Desde un punto de vista más práctico, el acoso liberal a la democracia se ha traducido en la proliferación incontrolada de instancias independientes del control electoral, lo que a veces se llama instituciones contramayoritarias, como bancos centrales, organizaciones supranacionales o agencias reguladoras. Asimismo, los jueces han ampliado su poder de decisión en muchos países, interviniendo abiertamente en disputas políticas. Se considera que alejando el poder decisorio del pueblo o de sus representantes cabe conseguir resultados que, supuestamente, la democracia por sí misma no conseguiría nunca. Resulta irónico que si mediante estos recortes no se obtienen los resultados esperados, se culpe no obstante a lo que todavía queda de democracia y no a los elementos extraños a la misma que la limitan. La tendencia dominante consiste en responsabilizar a los elementos democráticos, y no a los liberales, de la incapacidad de nuestros sistemas políticos para hacer frente a los desafíos que se plantean en las sociedades actuales. Pero no cabe descartar que si las democracias contemporáneas no funcionan como la gente espera, ello se deba a la maraña de reglas institucionales e intereses económicos que atan las manos de los gobiernos y no a que los procedimientos democráticos, por sí mismos, resulten inútiles para tomar decisiones de gran calado.
En este libro pretendo recuperar parte de la confianza perdida en el funcionamiento del sistema democrático. La democracia puede ofrecer más de lo que sus críticos admiten. El ideal de un conjunto de personas libres e iguales que toman decisiones colectivas en función de sus preferencias sobre qué tipo de sociedad construir tiene todavía un potencial radical que dista mucho de haber sido agotado. Aspiro a persuadir al lector de que gran parte de las críticas al funcionamiento de la democracia que sirven como fundamento a las restricciones liberales no tienen una justificación adecuada.

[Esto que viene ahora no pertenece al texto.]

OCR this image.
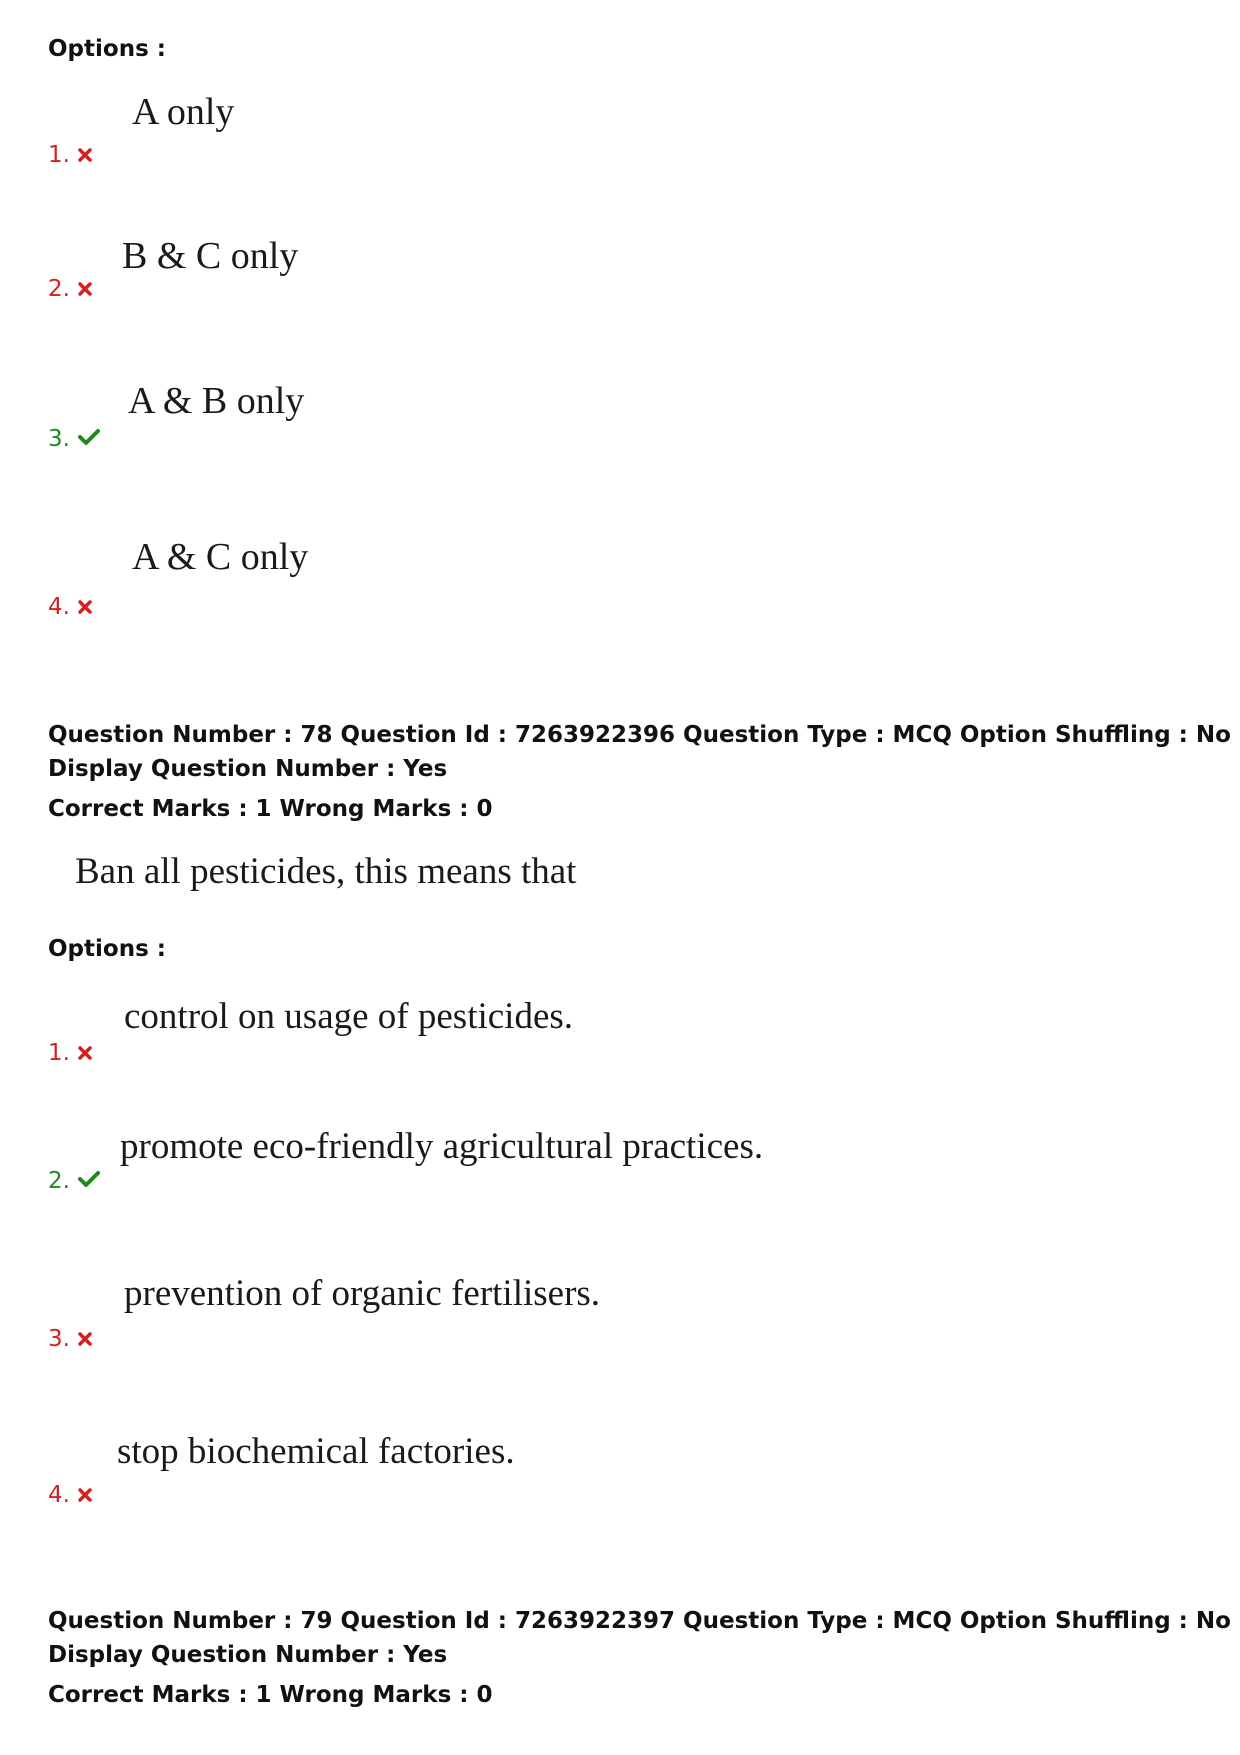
Options :
A only
1.
B & C only
2.
A & B only
3.
A & C only
4.
Question Number : 78 Question Id : 7263922396 Question Type : MCQ Option Shuffling : No
Display Question Number : Yes
Correct Marks : 1 Wrong Marks : 0
Ban all pesticides, this means that
Options :
control on usage of pesticides.
1.
promote eco-friendly agricultural practices.
2.
prevention of organic fertilisers.
3.
stop biochemical factories.
4.
Question Number : 79 Question Id : 7263922397 Question Type : MCQ Option Shuffling : No
Display Question Number : Yes
Correct Marks : 1 Wrong Marks : 0
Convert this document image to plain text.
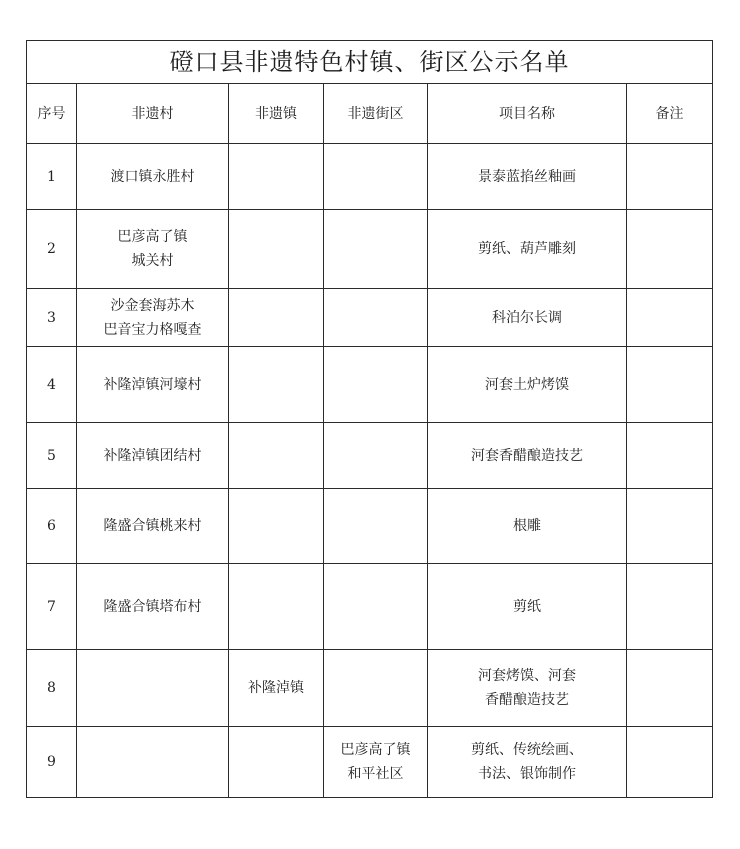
磴口县非遗特色村镇、街区公示名单					
序号	非遗村	非遗镇	非遗街区	项目名称	备注
1	渡口镇永胜村			景泰蓝掐丝釉画	
2	巴彦高了镇
城关村			剪纸、葫芦雕刻	
3	沙金套海苏木
巴音宝力格嘎查			科泊尔长调	
4	补隆淖镇河壕村			河套土炉烤馍	
5	补隆淖镇团结村			河套香醋酿造技艺	
6	隆盛合镇桃来村			根雕	
7	隆盛合镇塔布村			剪纸	
8		补隆淖镇		河套烤馍、河套
香醋酿造技艺	
9			巴彦高了镇
和平社区	剪纸、传统绘画、
书法、银饰制作	
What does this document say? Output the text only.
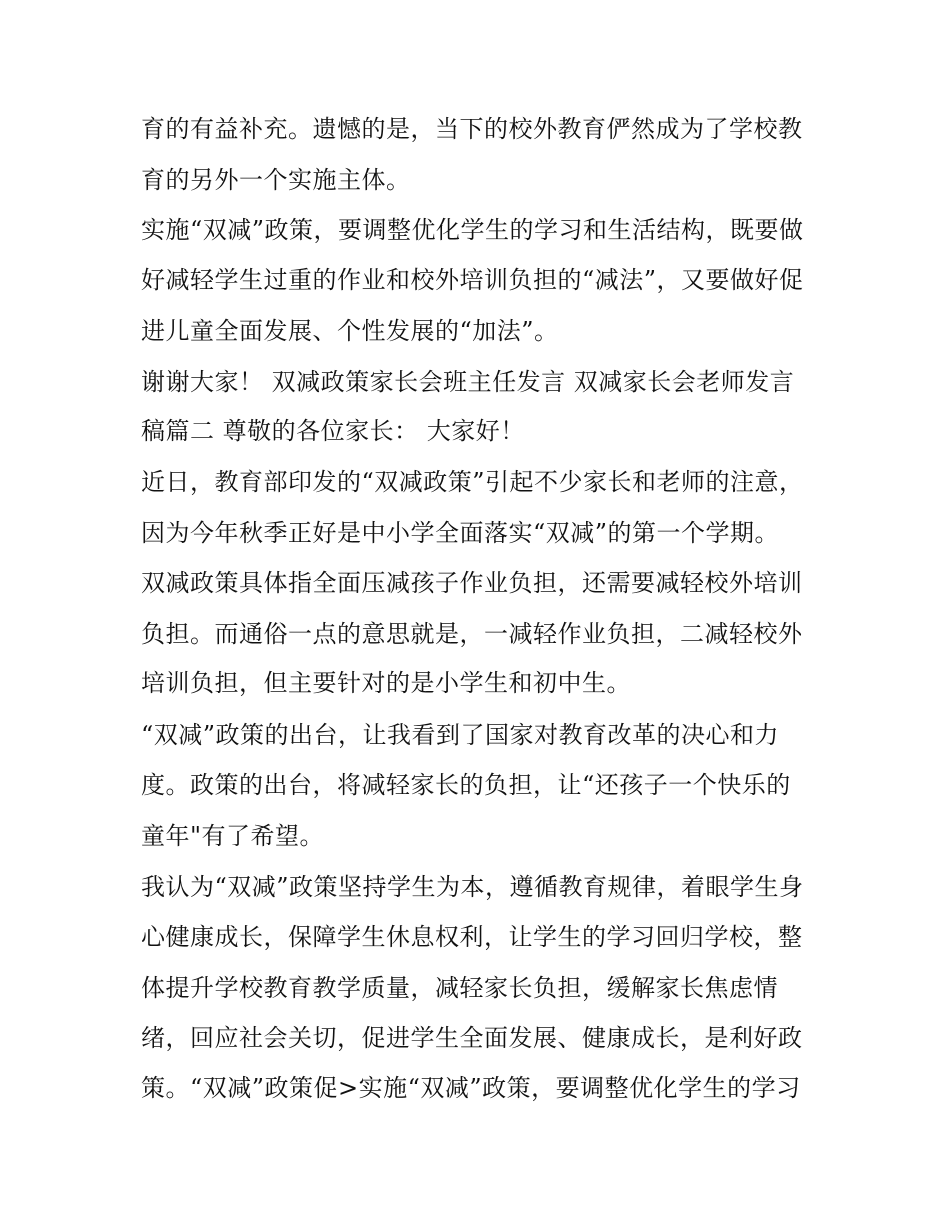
育的有益补充。遗憾的是，当下的校外教育俨然成为了学校教
育的另外一个实施主体。
实施“双减”政策，要调整优化学生的学习和生活结构，既要做
好减轻学生过重的作业和校外培训负担的“减法”，又要做好促
进儿童全面发展、个性发展的“加法”。
谢谢大家！ 双减政策家长会班主任发言 双减家长会老师发言
稿篇二 尊敬的各位家长： 大家好！
近日，教育部印发的“双减政策”引起不少家长和老师的注意，
因为今年秋季正好是中小学全面落实“双减”的第一个学期。
双减政策具体指全面压减孩子作业负担，还需要减轻校外培训
负担。而通俗一点的意思就是，一减轻作业负担，二减轻校外
培训负担，但主要针对的是小学生和初中生。
“双减”政策的出台，让我看到了国家对教育改革的决心和力
度。政策的出台，将减轻家长的负担，让“还孩子一个快乐的
童年"有了希望。
我认为“双减”政策坚持学生为本，遵循教育规律，着眼学生身
心健康成长，保障学生休息权利，让学生的学习回归学校，整
体提升学校教育教学质量，减轻家长负担，缓解家长焦虑情
绪，回应社会关切，促进学生全面发展、健康成长，是利好政
策。“双减”政策促>实施“双减”政策，要调整优化学生的学习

Por expresarlo de la forma más directa posible, lo que defiendo en estas páginas es que en el binomio "democracia liberal" lo liberal ha llegado a pesar demasiado y la democracia demasiado poco. Frente a las críticas liberales, me propongo restaurar parte del prestigio perdido de los ideales democráticos. Esto requiere, por un lado, volver a examinar esos ideales, perfilando su significado y alcance, tal y como se hace en los tres primeros capítulos del libro, y, por otro, someter a revisión crítica, a la luz de dichos ideales, las restricciones liberales, según procuro hacer en los dos últimos capítulos.